Adam is an architect, born and raised near Ottawa, Ontario, and exposed to the practice of architecture from early childhood. He pursued numerous interests prior to a professional degree, including a BA in Liberal Arts at Oberlin College, work as a sailor and carpenter, and opportunities to travel and live abroad thanks to the Thomas J. Watson Foundation and Oberlin Shansi. These experiences included the documentation of rural temples in Shanxi Province, China, and the documentation of rice architecture in Phitsanulok Province, Northern Thailand. Early work experience in Thailand under both Nithi Sthapitanonda and Suriya Umpansiriratana cultivated an appreciation for Buddhist and tropical architecture and the relationship between architecture and landscape.

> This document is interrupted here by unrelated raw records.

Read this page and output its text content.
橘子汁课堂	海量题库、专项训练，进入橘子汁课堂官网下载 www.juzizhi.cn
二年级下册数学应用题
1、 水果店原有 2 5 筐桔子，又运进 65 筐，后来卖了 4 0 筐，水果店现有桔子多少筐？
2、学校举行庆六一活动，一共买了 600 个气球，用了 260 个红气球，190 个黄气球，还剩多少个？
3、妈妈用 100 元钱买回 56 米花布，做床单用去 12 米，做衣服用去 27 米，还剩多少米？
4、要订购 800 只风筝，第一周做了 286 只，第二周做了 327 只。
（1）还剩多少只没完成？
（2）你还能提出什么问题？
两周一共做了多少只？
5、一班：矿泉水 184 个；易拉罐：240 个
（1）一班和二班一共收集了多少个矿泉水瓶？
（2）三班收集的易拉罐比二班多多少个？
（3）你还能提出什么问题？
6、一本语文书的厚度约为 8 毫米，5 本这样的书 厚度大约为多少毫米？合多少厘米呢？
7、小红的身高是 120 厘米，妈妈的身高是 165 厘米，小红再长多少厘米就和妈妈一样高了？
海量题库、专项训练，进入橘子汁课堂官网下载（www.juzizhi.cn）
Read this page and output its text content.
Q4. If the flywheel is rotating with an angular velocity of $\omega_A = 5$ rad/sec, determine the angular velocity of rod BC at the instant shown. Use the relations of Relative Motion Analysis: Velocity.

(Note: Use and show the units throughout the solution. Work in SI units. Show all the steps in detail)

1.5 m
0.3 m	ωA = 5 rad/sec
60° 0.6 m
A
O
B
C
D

These experiences provided the opportunity to learn within a diverse range of cultural patterns, from boats to cities to rural shelters. Following this understanding, Adam aims to counter the tendency for buildings to become overly preoccupied with their object quality. This involves a constant return to the patterns, communities, and lived experiences that the objects of building exist to house. Nonetheless, buildings as objects remain highly visible, material things. In considering the material reality of these objects, Adam continues to pursue the implimentation of natural building materials in healthy, high-efficiency, contemporary projects. While a highly technical exercise, especially when taking into account embodied carbon and energy use, architecture’s aims remain cultural, embedded in time.
As a material thing, architecture is the product of making, and the crafts of making are themselves embedded in the culture of a place, its communities and traditions. Adam’s varied experiences working alongside traditional craftspersons; timber framers, drystone wallers, traditional plasterers, blacksmiths, and wooden boat-builders, among others, has underscored for him the significance of this connection between culture and real material.